This week at UNI Global Union’s headquarters in Nyon, Switzerland, UNI Youth held its “Building a Sustainable Future” workshop, which brought together almost 60 young workers and trade unionists from all over the world. Young workers’ voices are crucial and will play a pivotal role in shaping how unions can work together to tackle the climate crisis. 

The workshop was supported by Movetia, the Swiss agency for the promotion of exchanges and mobility. 

Representing 43 unions from 31 countries and 11 different sectors, young workers convened to discuss climate change and its ramifications on their lives and livelihoods.  

“As trade unions, we have a responsibility to fight for the rights of our workers, for collective bargaining, the right to strike, equal rights or environmental rights,” said Marta Ochoa, Head of UNI Youth. “This is no longer just another important issue, but an absolutely urgent one that demands concerted action at all levels. This workshop aimed to empower young workers, equipping them with the tools and knowledge to advocate for a sustainable future. 

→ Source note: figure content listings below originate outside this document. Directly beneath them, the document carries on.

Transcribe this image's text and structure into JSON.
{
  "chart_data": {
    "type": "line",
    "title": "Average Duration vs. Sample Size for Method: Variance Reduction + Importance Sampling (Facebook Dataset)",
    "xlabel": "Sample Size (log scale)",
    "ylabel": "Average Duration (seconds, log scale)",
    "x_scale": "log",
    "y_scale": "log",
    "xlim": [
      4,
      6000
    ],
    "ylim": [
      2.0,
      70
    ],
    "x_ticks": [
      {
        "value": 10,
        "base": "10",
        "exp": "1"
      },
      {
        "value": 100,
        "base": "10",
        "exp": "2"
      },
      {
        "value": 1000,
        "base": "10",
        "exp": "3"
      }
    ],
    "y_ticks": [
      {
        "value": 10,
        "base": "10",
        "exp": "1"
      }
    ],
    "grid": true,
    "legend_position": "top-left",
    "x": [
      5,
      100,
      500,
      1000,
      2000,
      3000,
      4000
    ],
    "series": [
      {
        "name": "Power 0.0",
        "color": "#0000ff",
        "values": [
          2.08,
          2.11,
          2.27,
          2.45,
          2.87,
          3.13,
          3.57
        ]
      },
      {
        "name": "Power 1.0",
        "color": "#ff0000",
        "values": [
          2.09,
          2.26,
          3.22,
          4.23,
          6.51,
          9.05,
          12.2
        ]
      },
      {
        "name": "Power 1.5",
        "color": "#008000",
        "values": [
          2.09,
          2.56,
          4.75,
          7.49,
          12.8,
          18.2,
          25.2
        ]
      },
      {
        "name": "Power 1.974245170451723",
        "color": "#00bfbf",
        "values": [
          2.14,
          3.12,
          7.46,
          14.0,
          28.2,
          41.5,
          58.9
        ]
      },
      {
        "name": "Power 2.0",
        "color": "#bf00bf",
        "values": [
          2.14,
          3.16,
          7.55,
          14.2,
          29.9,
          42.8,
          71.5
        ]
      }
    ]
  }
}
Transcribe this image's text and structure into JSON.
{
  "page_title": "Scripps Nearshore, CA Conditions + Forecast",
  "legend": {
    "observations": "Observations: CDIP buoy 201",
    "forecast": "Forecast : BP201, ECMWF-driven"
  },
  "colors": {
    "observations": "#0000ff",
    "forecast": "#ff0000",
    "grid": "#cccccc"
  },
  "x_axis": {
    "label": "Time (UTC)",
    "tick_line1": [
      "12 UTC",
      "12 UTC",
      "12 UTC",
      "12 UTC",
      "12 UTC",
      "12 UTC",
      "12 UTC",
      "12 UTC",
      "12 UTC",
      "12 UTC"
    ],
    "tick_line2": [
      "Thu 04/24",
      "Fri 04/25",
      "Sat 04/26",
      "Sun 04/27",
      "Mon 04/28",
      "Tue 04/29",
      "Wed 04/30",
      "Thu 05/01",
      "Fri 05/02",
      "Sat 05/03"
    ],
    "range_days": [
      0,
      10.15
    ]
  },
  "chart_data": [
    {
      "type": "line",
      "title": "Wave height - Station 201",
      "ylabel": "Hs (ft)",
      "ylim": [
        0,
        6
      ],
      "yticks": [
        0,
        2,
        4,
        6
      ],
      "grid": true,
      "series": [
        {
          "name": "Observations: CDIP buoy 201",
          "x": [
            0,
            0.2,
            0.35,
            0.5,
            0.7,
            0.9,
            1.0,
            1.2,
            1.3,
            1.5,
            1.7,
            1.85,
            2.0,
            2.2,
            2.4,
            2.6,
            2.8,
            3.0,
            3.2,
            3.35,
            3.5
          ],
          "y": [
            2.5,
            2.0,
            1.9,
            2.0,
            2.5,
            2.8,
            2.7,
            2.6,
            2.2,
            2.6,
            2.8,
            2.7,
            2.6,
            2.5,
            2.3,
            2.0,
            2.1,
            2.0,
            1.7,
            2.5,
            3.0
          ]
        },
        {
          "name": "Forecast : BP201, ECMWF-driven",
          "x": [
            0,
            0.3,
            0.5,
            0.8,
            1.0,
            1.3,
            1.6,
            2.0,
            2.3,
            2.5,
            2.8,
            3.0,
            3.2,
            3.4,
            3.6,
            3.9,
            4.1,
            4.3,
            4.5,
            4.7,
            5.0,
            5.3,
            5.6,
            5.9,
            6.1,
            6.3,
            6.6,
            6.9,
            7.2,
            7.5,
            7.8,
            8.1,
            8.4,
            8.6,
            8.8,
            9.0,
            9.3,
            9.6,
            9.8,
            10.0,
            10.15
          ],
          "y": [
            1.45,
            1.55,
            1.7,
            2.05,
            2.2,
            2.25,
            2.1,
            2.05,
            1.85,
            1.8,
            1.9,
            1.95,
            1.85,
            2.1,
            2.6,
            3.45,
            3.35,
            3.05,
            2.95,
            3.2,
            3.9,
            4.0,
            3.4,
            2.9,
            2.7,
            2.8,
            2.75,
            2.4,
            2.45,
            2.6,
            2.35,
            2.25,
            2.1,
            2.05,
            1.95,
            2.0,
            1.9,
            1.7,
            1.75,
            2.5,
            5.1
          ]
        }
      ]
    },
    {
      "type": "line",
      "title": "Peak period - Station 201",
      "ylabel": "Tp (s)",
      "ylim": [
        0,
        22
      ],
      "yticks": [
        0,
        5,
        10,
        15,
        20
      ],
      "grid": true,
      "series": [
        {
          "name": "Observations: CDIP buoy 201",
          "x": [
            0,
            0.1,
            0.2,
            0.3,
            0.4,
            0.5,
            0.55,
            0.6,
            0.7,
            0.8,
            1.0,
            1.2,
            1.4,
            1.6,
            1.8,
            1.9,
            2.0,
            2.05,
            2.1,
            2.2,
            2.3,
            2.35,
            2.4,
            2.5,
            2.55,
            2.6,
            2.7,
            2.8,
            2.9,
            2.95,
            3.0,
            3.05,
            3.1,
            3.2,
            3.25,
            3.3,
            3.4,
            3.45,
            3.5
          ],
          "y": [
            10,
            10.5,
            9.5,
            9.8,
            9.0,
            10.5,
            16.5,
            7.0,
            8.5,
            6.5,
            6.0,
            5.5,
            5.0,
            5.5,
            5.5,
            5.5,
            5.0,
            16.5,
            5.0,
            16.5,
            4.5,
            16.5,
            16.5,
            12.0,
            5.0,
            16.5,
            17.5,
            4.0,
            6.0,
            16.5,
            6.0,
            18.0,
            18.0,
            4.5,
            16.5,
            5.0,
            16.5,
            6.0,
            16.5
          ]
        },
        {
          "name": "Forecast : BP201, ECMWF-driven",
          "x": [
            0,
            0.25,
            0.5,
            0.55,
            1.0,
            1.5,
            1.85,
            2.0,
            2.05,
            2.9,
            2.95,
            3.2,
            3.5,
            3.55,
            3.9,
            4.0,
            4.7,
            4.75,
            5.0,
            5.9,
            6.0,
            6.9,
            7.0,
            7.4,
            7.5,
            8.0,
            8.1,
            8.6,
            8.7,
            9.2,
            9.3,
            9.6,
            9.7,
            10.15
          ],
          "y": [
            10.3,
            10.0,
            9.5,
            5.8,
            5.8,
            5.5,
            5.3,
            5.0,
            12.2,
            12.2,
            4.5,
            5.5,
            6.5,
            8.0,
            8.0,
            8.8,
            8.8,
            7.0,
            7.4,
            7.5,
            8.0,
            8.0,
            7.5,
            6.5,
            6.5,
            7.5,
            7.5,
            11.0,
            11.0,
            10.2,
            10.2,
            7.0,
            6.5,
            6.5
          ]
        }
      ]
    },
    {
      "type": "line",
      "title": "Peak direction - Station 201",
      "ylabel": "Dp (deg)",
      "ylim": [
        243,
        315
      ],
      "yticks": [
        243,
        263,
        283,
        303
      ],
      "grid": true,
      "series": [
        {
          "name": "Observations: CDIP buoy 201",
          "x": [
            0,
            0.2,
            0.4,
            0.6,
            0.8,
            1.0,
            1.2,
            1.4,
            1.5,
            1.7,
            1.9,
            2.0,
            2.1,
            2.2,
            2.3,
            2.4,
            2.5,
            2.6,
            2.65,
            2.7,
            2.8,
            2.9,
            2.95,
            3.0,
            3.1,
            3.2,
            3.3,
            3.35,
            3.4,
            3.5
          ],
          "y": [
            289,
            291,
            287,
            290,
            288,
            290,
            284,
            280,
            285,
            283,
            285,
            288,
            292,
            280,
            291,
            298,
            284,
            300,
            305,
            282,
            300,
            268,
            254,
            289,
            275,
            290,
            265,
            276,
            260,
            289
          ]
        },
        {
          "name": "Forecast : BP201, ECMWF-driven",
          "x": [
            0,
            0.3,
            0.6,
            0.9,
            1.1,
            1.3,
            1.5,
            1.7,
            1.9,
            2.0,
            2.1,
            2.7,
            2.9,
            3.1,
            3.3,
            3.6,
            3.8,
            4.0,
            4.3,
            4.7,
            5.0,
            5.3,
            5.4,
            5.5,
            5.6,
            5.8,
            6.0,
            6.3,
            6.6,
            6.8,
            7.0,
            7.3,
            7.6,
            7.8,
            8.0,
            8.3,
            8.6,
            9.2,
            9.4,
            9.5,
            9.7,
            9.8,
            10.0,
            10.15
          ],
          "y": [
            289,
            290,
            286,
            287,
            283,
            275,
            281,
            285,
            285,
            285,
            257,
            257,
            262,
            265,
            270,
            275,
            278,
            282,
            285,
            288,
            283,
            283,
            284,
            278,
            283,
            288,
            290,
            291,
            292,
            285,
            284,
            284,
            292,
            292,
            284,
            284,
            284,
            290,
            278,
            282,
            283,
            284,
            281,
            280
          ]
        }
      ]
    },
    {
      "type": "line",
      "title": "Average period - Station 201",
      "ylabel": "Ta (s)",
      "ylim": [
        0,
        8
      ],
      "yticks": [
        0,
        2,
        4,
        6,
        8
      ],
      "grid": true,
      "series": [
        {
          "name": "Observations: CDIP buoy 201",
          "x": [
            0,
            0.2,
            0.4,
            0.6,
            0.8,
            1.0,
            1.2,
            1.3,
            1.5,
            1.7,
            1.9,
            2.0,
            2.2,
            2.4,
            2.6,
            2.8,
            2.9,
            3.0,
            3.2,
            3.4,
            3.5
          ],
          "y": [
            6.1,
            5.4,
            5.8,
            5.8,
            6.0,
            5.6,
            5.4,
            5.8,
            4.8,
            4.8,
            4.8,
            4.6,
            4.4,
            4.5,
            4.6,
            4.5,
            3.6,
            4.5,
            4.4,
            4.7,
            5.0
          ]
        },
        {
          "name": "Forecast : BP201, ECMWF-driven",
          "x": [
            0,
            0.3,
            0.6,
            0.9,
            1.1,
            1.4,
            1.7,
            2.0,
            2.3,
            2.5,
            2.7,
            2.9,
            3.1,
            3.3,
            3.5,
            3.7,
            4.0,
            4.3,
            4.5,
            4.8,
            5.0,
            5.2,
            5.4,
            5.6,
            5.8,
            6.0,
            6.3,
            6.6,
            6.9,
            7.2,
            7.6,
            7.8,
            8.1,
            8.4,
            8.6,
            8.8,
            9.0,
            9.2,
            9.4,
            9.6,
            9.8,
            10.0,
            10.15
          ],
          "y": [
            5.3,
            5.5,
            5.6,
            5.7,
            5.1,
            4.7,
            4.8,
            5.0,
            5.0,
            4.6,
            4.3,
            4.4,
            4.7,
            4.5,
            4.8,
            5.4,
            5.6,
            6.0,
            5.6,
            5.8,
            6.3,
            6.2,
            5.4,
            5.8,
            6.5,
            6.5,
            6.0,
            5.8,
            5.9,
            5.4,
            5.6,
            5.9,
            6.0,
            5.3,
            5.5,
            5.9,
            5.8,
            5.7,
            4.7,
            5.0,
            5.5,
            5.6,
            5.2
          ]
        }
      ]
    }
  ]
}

Over three days of intense discussions, participants explored how climate change was making an impact globally, regardless of gender, class, age or nationality. 

On the first day of the workshop, participants discussed the fundamentals of climate change – from the profound implications on both natural and human systems, to the impact of climate inaction and the divide between the global north and south. 

The second day focused on the specific impacts of climate change within participants’ respective sectors – from challenges in employment to exploring mitigation and adaptation strategies within workplaces. 

On the final day, attention turned towards actionable steps. 

Participants looked at the UNI Congress resolution adopted in Philadelphia and planned how trade unions can effectively implement measures to translate resolutions into tangible realities.  

After moderating a panel on climate change at UNI’s Philadelphia World Congress, one of the participants at the workshop, Mamadou Ndiaye from Senegal decided to take action in his own country. Mamadou started Ecofit, an initiative that combines fitness and ecological action to tackle plastic waste and pollution in Dakar.  

“What I’m taking away from this workshop is that my sector – the ICT sector – is a sector that pollutes a lot. Even though my company Sonatel has CSR programmes,  we need more,” says Mamadou. “I think we need to push for big picture actions as well as the small actions we are already taking to improve our communities and make a difference. 

“When I get back to Senegal, I will meet our General Secretary who is our direct contact with management, and push to enact and implement some of the lessons I’ve learned here to tackle the climate crisis.” 

As the workshop concluded, participants left inspired and determined to fight for a better and more sustainable future.